Si bien en el caso de México no puede hablarse de una cocina mexicana, sino de distintas cocinas regionales vinculadas profundamente con los diversos ámbitos ecológicos en que habitan los grupos humanos, también es cierto que todas poseen una matriz histórica común relacionada con la agroecología mesoamericana articulada en torno al cultivo de la milpa y sus productos asociados: maíz, frijol, calabaza y chile.
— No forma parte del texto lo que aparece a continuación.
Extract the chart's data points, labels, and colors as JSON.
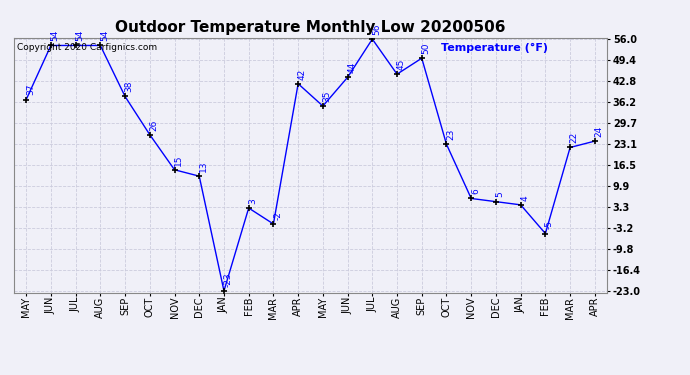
{
  "title": "Outdoor Temperature Monthly Low 20200506",
  "copyright": "Copyright 2020 Carfignics.com",
  "ylabel": "Temperature (°F)",
  "months": [
    "MAY",
    "JUN",
    "JUL",
    "AUG",
    "SEP",
    "OCT",
    "NOV",
    "DEC",
    "JAN",
    "FEB",
    "MAR",
    "APR",
    "MAY",
    "JUN",
    "JUL",
    "AUG",
    "SEP",
    "OCT",
    "NOV",
    "DEC",
    "JAN",
    "FEB",
    "MAR",
    "APR"
  ],
  "values": [
    37,
    54,
    54,
    54,
    38,
    26,
    15,
    13,
    -23,
    3,
    -2,
    42,
    35,
    44,
    56,
    45,
    50,
    23,
    6,
    5,
    4,
    -5,
    22,
    24
  ],
  "ylim": [
    -23.0,
    56.0
  ],
  "yticks": [
    -23.0,
    -16.4,
    -9.8,
    -3.2,
    3.3,
    9.9,
    16.5,
    23.1,
    29.7,
    36.2,
    42.8,
    49.4,
    56.0
  ],
  "line_color": "blue",
  "marker": "+",
  "marker_color": "black",
  "label_color": "blue",
  "background_color": "#f0f0f8",
  "grid_color": "#ccccdd",
  "title_fontsize": 11,
  "label_fontsize": 6.5,
  "tick_fontsize": 7,
  "copyright_fontsize": 6.5
}
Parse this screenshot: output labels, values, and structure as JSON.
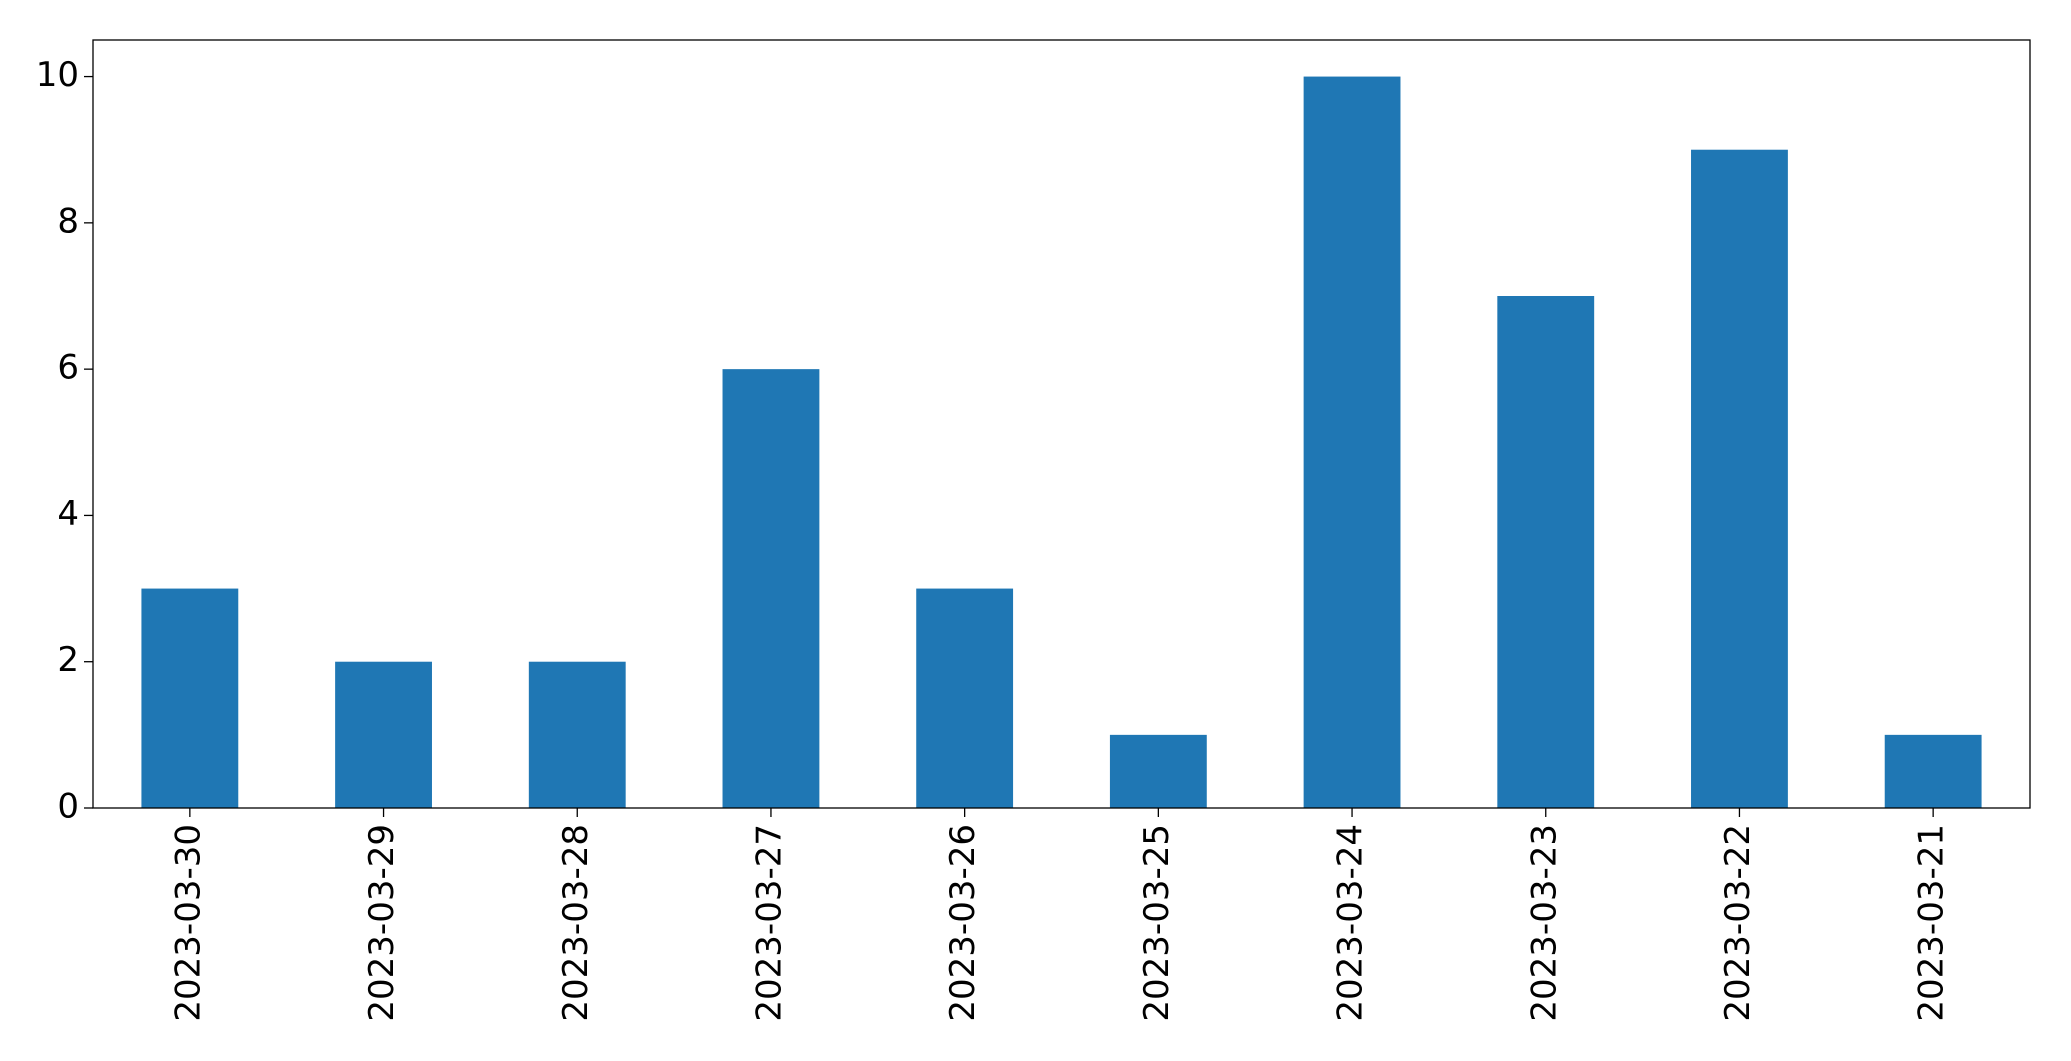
{
  "chart_data": {
    "type": "bar",
    "categories": [
      "2023-03-30",
      "2023-03-29",
      "2023-03-28",
      "2023-03-27",
      "2023-03-26",
      "2023-03-25",
      "2023-03-24",
      "2023-03-23",
      "2023-03-22",
      "2023-03-21"
    ],
    "values": [
      3,
      2,
      2,
      6,
      3,
      1,
      10,
      7,
      9,
      1
    ],
    "color": "#1f77b4",
    "ylim": [
      0,
      10.5
    ],
    "yticks": [
      0,
      2,
      4,
      6,
      8,
      10
    ],
    "grid": false
  }
}
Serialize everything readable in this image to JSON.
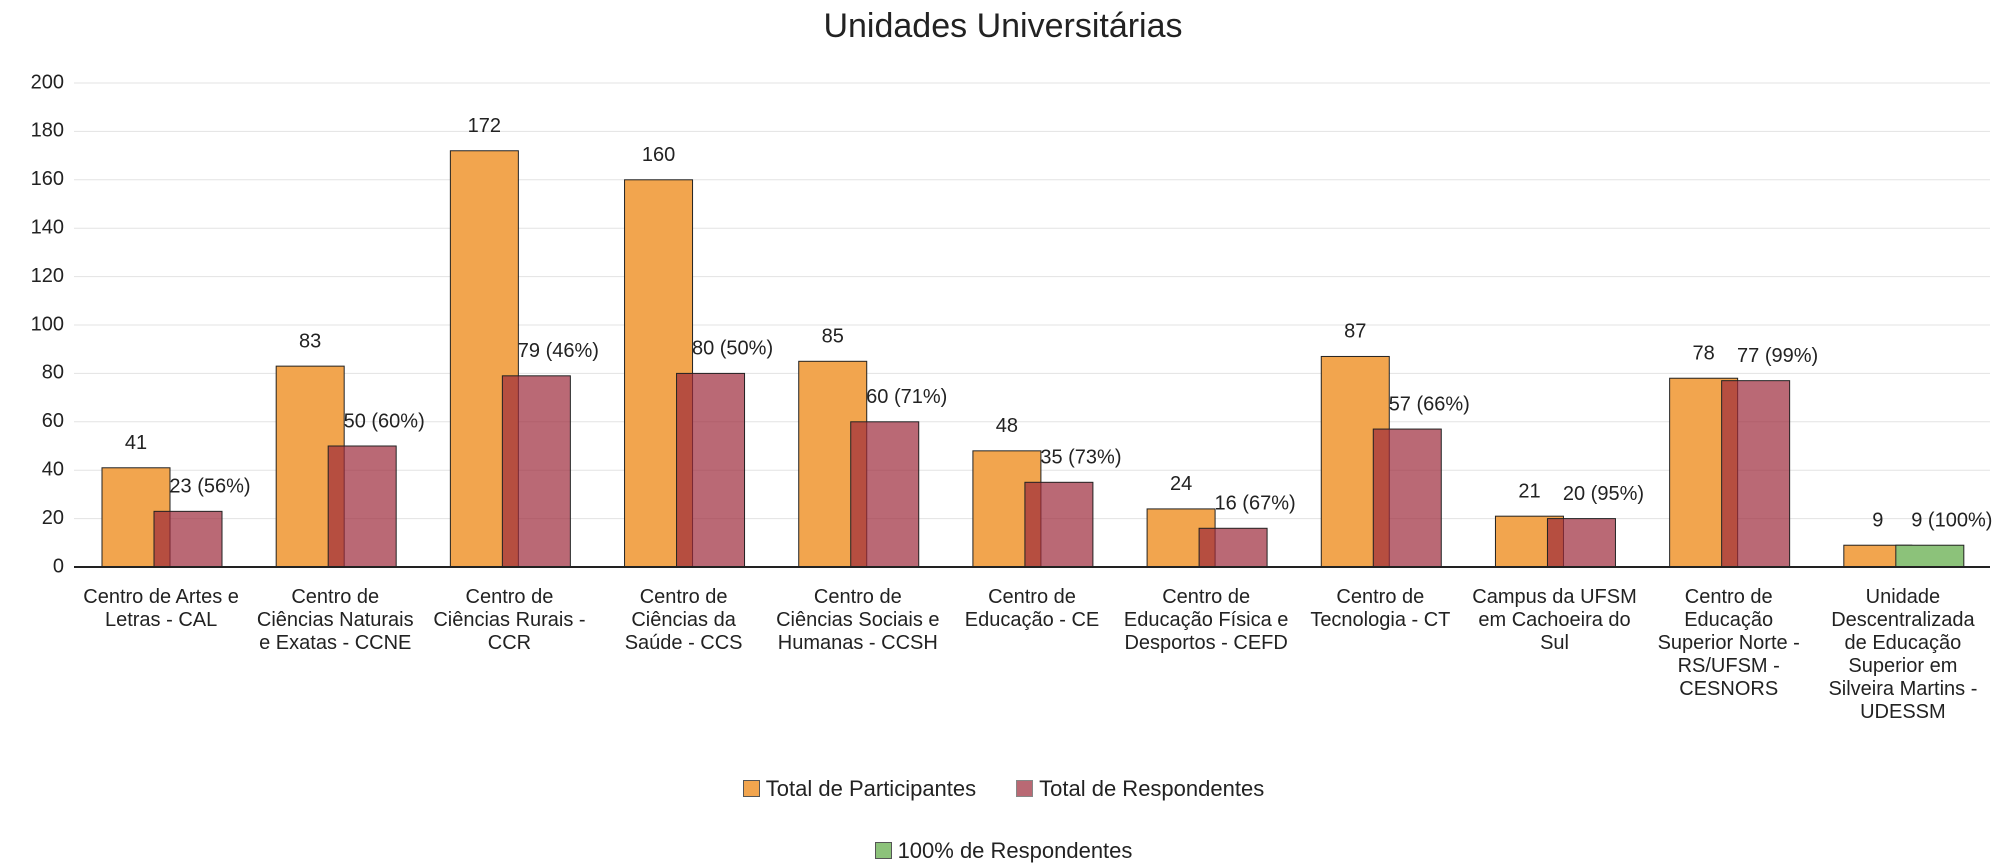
{
  "chart_data": {
    "type": "bar",
    "title": "Unidades Universitárias",
    "categories": [
      "Centro de Artes e Letras - CAL",
      "Centro de Ciências Naturais e Exatas - CCNE",
      "Centro de Ciências Rurais - CCR",
      "Centro de Ciências da Saúde - CCS",
      "Centro de Ciências Sociais e Humanas - CCSH",
      "Centro de Educação - CE",
      "Centro de Educação Física e Desportos - CEFD",
      "Centro de Tecnologia - CT",
      "Campus da UFSM em Cachoeira do Sul",
      "Centro de Educação Superior Norte - RS/UFSM - CESNORS",
      "Unidade Descentralizada de Educação Superior em Silveira Martins - UDESSM"
    ],
    "series": [
      {
        "name": "Total de Participantes",
        "color": "#f2a54e",
        "values": [
          41,
          83,
          172,
          160,
          85,
          48,
          24,
          87,
          21,
          78,
          9
        ]
      },
      {
        "name": "Total de Respondentes",
        "color": "#9c2a3a",
        "values": [
          23,
          50,
          79,
          80,
          60,
          35,
          16,
          57,
          20,
          77,
          null
        ],
        "value_labels": [
          "23 (56%)",
          "50 (60%)",
          "79 (46%)",
          "80 (50%)",
          "60 (71%)",
          "35 (73%)",
          "16 (67%)",
          "57 (66%)",
          "20 (95%)",
          "77 (99%)",
          null
        ]
      },
      {
        "name": "100% de Respondentes",
        "color": "#8cc27a",
        "values": [
          null,
          null,
          null,
          null,
          null,
          null,
          null,
          null,
          null,
          null,
          9
        ],
        "value_labels": [
          null,
          null,
          null,
          null,
          null,
          null,
          null,
          null,
          null,
          null,
          "9 (100%)"
        ]
      }
    ],
    "ylim": [
      0,
      200
    ],
    "yticks": [
      0,
      20,
      40,
      60,
      80,
      100,
      120,
      140,
      160,
      180,
      200
    ],
    "grid": true,
    "legend": "bottom"
  }
}
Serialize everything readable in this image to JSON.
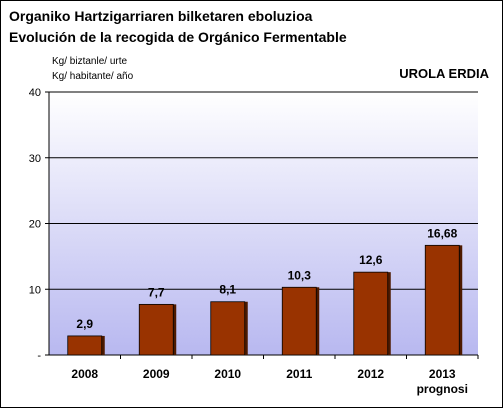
{
  "chart_data": {
    "type": "bar",
    "title": "Organiko Hartzigarriaren bilketaren eboluzioa",
    "subtitle": "Evolución de la recogida de Orgánico Fermentable",
    "ylabel_lines": [
      "Kg/ biztanle/ urte",
      "Kg/ habitante/ año"
    ],
    "region_label": "UROLA ERDIA",
    "categories": [
      "2008",
      "2009",
      "2010",
      "2011",
      "2012",
      "2013"
    ],
    "category_sublabels": [
      "",
      "",
      "",
      "",
      "",
      "prognosi"
    ],
    "values": [
      2.9,
      7.7,
      8.1,
      10.3,
      12.6,
      16.68
    ],
    "value_labels": [
      "2,9",
      "7,7",
      "8,1",
      "10,3",
      "12,6",
      "16,68"
    ],
    "ylim": [
      0,
      40
    ],
    "yticks": [
      0,
      10,
      20,
      30,
      40
    ],
    "ytick_labels": [
      "-",
      "10",
      "20",
      "30",
      "40"
    ],
    "grid": true,
    "bar_color": "#993300",
    "bar_shadow_color": "#4d1a00",
    "plot_gradient_top": "#ffffff",
    "plot_gradient_bottom": "#b8b8f0"
  }
}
A lo anterior se agrega el mestizaje alimentario, forjado a través del tiempo mediante diversos y complejos procesos de apropiación, reformulación o pérdida, tanto de alimentos como de procesos alimentarios, por una parte, y de imposición o negociación de significados asociados, por otra.
El concepto cocina permite explicar generalidades, pues enfatiza la existencia de una población, con raíces sociales comunes, enfocada en la producción de comida expresada a través de ciertas prácticas culinarias; sin embargo, para abordar los saberes y prácticas alimentarias de los pueblos indígenas, resulta más adecuado el término cultura alimentaria, dado que evidencia su integración en horizontes de sentido abarcativos que denotan significados propios vinculados con nociones particulares del mundo y del hombre construidos históricamente, transmitidos intergeneracionalmente y fijados en la memoria por diversas vías.
Cultura alimentaria implica también el reconocimiento de saberes ancestrales y prácticas específicas sobre el manejo del territorio y sus recursos, desde perspectivas, valores y significados que reflejan formas especiales de relacionarse tanto con el ambiente humano como el extrahumano, colectivas y transmitidas intergeneracionalmente a través del tiempo.
Respecto a los procesos de transmisión y apropiación cultural, algunos estudiosos (Bloch, 1998; Fentress y Wickham, 2003; Assman, 2008, entre otros) han descubierto el importante papel de la memoria no solo en el traspaso de emisor a receptor, sino en la adecuación y aplicación de los conocimientos ya adquiridos a nuevos eventos y situaciones.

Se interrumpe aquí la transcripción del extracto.